The difference, of course, between Zawinski, version 2000, and Zawinski, version 1993, is his access to cash. Hacking code doesn't cost much money, but buying a night club in the over-heated real estate market of San Francisco doesn't come cheap. Just how much he is paying, Zawinski declines to say, other than a shamefaced "probably too much." But money is not the problem.
"I don't remember who it was that I was talking to," recalls Zawinski, "but I was just whining about it [the decline of the late night scene] as usual, and they were like, 'well why don't you buy a club.'"
As we sit together in the Metreon -- a building that is itself a testament to the vast economic and technological changes storming through San Francisco, a building surrounded on almost every side by companies that have built their business models on providing some kind of service via the Internet -- it seems all too fitting to hear Zawinski recall that moment when he realized that he didn't have to just accept the changes in his neighborhood, but could actually do something about them. Even though his actions could be seen as easy target for contradiction, Zawinski is attempting to roll back changes that are in part caused by the same economic upheaval that has given him the wherewithal to fight those changes.
But Zawinski isn't too interested in following down that narrative path. "Change happens," he notes. And unlike some other club owners, Zawinski doesn't want to get drawn into a debate about whether the pressure on the clubs is a result of dot-com yuppies invading the neighborhood. He'd also rather not fixate on how great things used to be.
"Nothing stands still," says Zawinski. "The real question is can you change it? You can always affect things -- so can you change it in a way that will make you as happy with it in the future as you were in the past? Maybe it won't be the same, but it might be something else you also like."
Perhaps it's the malleability of code that makes some programmers, especially free software programmers, so optimistic that they can fix things, that problems are solvable, that a solution is always waiting to be found. Software can be fixed. Programmers live in a world where reality can be shaped according to their will -- all they have to do is write another line of code.
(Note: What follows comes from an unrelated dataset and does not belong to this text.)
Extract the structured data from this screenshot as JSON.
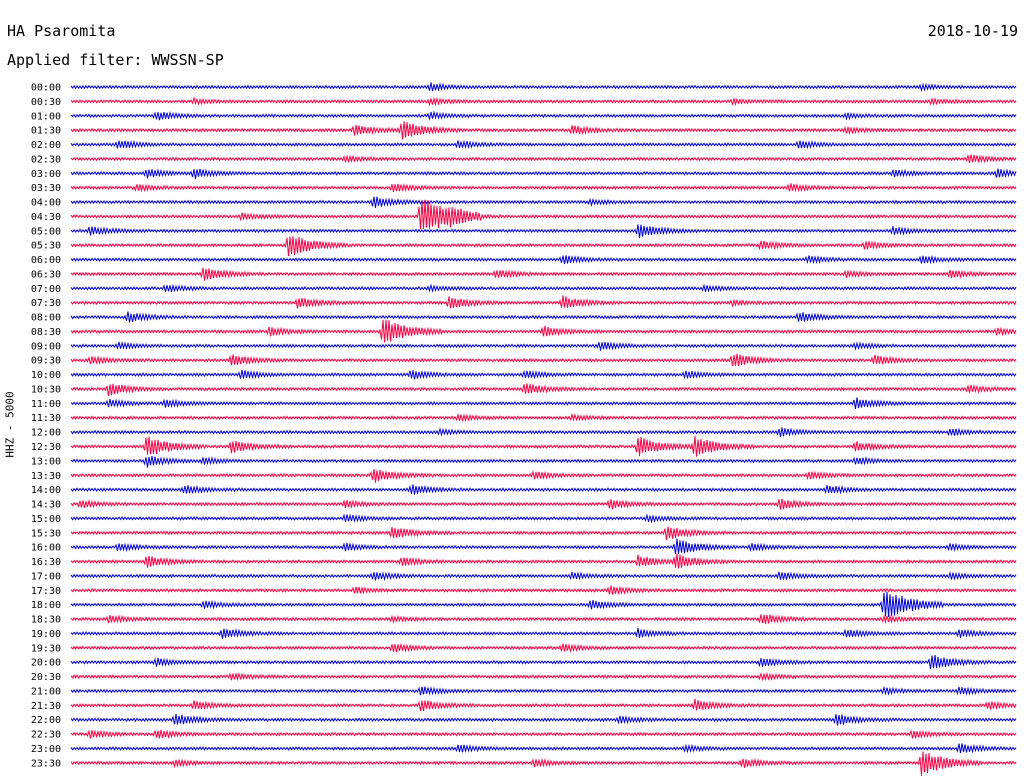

Zawinski's triumphant appearance before the board of appeals might suggest that he is finding San Francisco politics as amenable to his manipulation as digital ones and zeroes. It does help, of course, to have the cash to buy know-how -- Zawinski concedes that he has hired "many people to advise me on many subjects." It also helps to be on a politically popular side of an issue. The board of appeals commissioners clearly did not want to be accused of killing fun in San Francisco, and several of them grandstanded before the assembled crowd as if they themselves were running for office.
Whether or not the future will be as friendly is, of course, anyone's guess. Zawinski hasn't completed his purchase yet, although it is in escrow and he's confident that "unless something unexpected" happens, he should have no serious roadblocks ahead. There's also no telling if his plans to make the DNA Lounge a "total nerd-space" -- complete with interactive video and live Webcasts for bands -- will be a success. If the police, stung by their defeat at the board of appeals, decide to make Zawinski's life miserable they have the power to do so, no matter how many stock options Zawinski has exercised.
But it's the effort that inspires, not necessarily the outcome. Many free-software programmers believe they can change the world for the better. So far, most have done it by writing software. But there really are no limits to where their passion can be put to work.